For her artwork, Neuenschwander, a 37-year-old from Belo Horizonte, Brazil, asked 40 friends from different countries about their wishes. She had their desires printed without their names on scores of ribbons, which were then displayed last year at the Palais de Tokyo, a contemporary art center in Paris.
People were encouraged to take ribbons with them to tie on their wrists and help the wishes come true.
While allowing viewers to take part of the artwork home is different from the usual hands-off standard at an art museum, something else unusual happened -- this time without the artist's encouragement. Viewers started adding to the art. "People started writing their own wishes on pieces of paper," Neuenschwander explained.
Visitors rolled up little pieces of their own paper and inserted their wishes into holes -- each about the size of a paper punch -- from where they had taken a ribbon.
Soon Neuenschwander began hearing wishes from more people, living in Europe, then South America and North America. "Je desire vivre au bord de la mer," or "I wish to live next to the sea." And, "Deseo poder hablar con mis padres," or "I wish I could talk to my parents."
Some people later contacted Neuenschwander after her shows about wishes that came true, writing letters about a trip to China, the birth of a healthy baby or meeting the love of their life.
For a time, she set up a table with paper next to the artwork, and people would leave their wishes behind as they took a ribbon with them to try and make someone else's wish come true. Neuenschwander said she had to edit out wishes because there were so many requests for love, health or money.
Others remained: "I wish I could say an unconditional yes." "I wish to be pregnant." "I wish I had a big flat and studio in the centre of a big city." "I want to be free."
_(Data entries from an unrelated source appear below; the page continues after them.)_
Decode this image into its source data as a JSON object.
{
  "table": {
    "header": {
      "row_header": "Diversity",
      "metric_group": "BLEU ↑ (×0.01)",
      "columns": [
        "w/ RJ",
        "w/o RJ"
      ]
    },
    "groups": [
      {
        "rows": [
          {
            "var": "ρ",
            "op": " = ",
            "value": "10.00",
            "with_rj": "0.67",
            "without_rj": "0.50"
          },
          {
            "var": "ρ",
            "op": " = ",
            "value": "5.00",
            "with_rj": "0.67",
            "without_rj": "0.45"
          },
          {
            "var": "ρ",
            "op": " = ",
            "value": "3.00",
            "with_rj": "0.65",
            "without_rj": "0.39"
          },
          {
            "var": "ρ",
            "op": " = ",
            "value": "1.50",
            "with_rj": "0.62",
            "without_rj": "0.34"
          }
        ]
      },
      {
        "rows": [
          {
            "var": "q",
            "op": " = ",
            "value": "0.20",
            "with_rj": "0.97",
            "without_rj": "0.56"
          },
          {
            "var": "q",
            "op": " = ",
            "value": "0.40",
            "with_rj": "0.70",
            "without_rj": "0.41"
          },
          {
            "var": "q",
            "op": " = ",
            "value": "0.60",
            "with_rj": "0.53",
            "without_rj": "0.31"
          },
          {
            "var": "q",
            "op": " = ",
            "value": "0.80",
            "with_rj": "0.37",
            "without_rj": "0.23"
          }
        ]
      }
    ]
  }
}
Robin Clark, associate curator of contemporary art at the St. Louis museum, saw a version of the work in Switzerland and liked the piece's visual richness, the myriad of colors, organized in a grid. "Formally, I think it's really beautiful," she said.
She responded to the work's whimsy as well as its sophistication.
"I think the process of collecting wishes and printing them is very poetic," she said.
Mindful that she's sharing in the deepest hopes of others, Neuenschwander won't disclose the identities of those who made wishes.
But she said she likes that people everywhere often are searching for the same things. "I think you share in a very basic feeling with someone," she said. "In the end, we all want the same thing, more or less."